Подходила очередь Михайлика. Надо было подумать, где взять деньги. После длительных размышлений он решил украсть дома три яйца. У Лесняков куры неслись на чердаке хлева. В боковине кровли для них была проделана лазейка, к которой приставлялась лесенка. В эту дыру Михайлик благополучно пролез, взял из корзинки три яйца и — назад. Но когда уже до половины высунулся из дыры, у него замерло сердце — он не мог нащупать ногами лесенку. Неужели упала? Хлев невысок, можно бы и спрыгнуть, но ведь яйца побьются. Думая, как поступить дальше, Михайлик вдруг почувствовал, что его ноги кто-то берет и ставит себе на мягкие плечи. А затем до его ушей донесся и ласковый женский голос:
— Слазь, дитя мое, слазь, не бойся.
Это была тетка Марта. Она как раз шла с граблями через огород и решила, видимо, подшутить над Михайликом.
— Яйца достаешь? Молодец, что матери помогаешь.
Краснея до ушей, Михайлик стоял, боясь поднять на нее глаза. Тетка погладила его голову и ушла. «Не догадалась», — подумал Михайлик. Побежал к скупщику Семену, отдал яйца и — в сельский магазин.
А развязка настала вечером. Табак и спички Михайлик спрятал в хатине — так называли они вторую, «черную» комнату. Отец строил хату на две комнаты, но материала хватило лишь на оконные косяки и раму для одного окна. В другой комнате окна заделали саманом, так она и простояла «черной» более десяти лет. В ней было темно и всегда холодно, Михайлик даже боялся туда заходить.
Раньше, когда он плакал или капризничал, мать пугала его, указывая на дверь хатины:
— Не плачь, глупенький! Слышишь, за дверью зашелестело? Это, наверное, Хо! Перестань плакать, не то как схватит!..
Михайлик умолкал, забирался на печь и с опаской поглядывал на дверь: не откроется ли?

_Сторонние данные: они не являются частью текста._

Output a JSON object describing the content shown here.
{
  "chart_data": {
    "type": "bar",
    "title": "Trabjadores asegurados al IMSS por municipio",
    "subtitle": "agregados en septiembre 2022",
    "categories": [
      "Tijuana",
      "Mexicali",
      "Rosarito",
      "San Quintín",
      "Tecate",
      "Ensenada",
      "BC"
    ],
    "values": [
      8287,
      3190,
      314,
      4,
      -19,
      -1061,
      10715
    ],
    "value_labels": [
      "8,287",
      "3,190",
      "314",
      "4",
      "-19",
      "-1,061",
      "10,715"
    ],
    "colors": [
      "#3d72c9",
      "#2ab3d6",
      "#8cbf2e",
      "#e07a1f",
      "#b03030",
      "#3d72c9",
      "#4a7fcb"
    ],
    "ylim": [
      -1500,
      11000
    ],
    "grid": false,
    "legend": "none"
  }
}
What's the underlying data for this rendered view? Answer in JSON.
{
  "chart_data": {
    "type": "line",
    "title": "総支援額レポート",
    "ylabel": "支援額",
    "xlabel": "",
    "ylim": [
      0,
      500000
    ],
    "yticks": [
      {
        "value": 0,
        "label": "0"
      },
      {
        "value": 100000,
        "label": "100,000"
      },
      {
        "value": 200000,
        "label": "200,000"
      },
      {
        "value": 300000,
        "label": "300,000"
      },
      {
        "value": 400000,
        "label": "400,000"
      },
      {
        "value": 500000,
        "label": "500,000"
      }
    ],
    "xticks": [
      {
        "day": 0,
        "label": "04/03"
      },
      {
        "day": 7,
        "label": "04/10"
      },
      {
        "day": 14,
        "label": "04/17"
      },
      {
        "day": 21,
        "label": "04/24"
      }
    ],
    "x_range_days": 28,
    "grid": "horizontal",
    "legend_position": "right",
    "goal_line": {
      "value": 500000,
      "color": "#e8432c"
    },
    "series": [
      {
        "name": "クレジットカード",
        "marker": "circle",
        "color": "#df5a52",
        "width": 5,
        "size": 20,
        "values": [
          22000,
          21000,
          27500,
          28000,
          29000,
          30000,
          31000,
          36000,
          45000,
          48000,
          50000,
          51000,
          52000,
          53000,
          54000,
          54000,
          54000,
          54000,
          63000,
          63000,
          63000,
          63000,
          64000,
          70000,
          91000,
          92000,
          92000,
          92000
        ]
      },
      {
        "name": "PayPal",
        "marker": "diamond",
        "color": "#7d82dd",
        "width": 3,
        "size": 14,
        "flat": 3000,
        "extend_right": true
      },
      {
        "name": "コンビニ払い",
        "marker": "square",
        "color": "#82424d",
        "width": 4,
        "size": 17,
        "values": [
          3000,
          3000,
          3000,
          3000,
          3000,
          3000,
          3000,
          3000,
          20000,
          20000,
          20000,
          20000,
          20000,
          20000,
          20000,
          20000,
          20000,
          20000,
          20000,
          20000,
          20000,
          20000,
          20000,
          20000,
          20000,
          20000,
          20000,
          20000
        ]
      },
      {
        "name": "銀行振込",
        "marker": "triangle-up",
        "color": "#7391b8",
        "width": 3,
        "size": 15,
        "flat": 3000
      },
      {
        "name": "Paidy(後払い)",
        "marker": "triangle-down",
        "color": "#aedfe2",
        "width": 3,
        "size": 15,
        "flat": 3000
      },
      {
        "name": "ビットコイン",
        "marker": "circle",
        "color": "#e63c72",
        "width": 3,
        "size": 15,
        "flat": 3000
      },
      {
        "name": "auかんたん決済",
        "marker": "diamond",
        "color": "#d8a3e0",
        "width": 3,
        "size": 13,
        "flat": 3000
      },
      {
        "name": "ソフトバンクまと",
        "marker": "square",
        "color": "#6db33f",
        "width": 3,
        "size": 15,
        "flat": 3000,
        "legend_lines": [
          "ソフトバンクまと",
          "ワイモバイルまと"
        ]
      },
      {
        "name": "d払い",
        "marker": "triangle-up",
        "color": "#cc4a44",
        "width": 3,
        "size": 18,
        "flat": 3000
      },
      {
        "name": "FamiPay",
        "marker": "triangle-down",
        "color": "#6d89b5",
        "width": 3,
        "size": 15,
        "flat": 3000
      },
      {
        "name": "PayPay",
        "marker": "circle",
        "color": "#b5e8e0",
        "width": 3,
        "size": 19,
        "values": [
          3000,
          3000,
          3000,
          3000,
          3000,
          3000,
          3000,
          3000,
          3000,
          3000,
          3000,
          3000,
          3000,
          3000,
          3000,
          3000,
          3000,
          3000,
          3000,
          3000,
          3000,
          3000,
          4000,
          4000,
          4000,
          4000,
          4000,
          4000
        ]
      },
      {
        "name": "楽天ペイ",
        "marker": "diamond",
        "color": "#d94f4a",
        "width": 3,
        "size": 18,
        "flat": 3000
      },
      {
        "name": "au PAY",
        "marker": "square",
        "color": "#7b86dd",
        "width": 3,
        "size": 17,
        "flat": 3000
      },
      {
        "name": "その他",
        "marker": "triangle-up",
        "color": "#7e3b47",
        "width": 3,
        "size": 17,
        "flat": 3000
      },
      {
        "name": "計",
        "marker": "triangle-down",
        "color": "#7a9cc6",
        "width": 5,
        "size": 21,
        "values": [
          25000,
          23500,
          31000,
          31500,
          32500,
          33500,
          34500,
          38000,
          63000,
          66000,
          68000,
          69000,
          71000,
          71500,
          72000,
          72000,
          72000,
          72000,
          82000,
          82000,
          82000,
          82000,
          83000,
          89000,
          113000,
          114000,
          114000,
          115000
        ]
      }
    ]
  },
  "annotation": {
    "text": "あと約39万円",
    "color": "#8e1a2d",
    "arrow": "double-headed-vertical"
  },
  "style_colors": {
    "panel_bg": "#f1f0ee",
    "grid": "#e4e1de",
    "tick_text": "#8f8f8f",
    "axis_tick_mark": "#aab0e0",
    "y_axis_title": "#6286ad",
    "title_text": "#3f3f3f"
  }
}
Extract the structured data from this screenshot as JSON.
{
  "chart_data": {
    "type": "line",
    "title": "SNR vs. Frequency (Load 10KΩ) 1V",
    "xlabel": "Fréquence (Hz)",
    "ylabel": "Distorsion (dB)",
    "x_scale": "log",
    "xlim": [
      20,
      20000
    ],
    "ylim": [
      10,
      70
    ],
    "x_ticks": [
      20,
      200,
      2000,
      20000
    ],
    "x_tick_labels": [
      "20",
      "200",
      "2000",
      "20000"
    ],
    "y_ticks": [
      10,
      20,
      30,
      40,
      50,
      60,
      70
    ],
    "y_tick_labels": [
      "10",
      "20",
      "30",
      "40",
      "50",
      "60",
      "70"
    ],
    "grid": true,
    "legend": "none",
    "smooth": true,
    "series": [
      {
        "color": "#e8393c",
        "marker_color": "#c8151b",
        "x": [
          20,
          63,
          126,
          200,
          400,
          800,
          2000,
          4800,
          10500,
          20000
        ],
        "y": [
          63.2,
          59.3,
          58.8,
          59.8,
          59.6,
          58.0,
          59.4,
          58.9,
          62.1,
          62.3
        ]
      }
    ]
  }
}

В хатине, под засеком, он и спрятал табак и спички. Но Василь случайно в кармане клетчатой сорочки брата наткнулся на книжечку папиросной бумаги, и начался допрос.
Выяснилось, что отец уже знал о визите Михайлика на чердак. Тетка Марта сказала. Вынудили его достать из тайника и табак, и спички.
— Боже мой! — ужаснулась мать и всплеснула ладонями. — Ты и в самом деле вором стал? Уж если отцу родному и матери в глаза неправду говоришь, то скоро дойдешь до того, что живых людей резать будешь!
Мама умела делать потрясающие обобщения. Так и в этот раз, после всего высказанного ею, она, видимо, сама поверила в свои выводы, в сердцах схватила веник и веником — Михайлика…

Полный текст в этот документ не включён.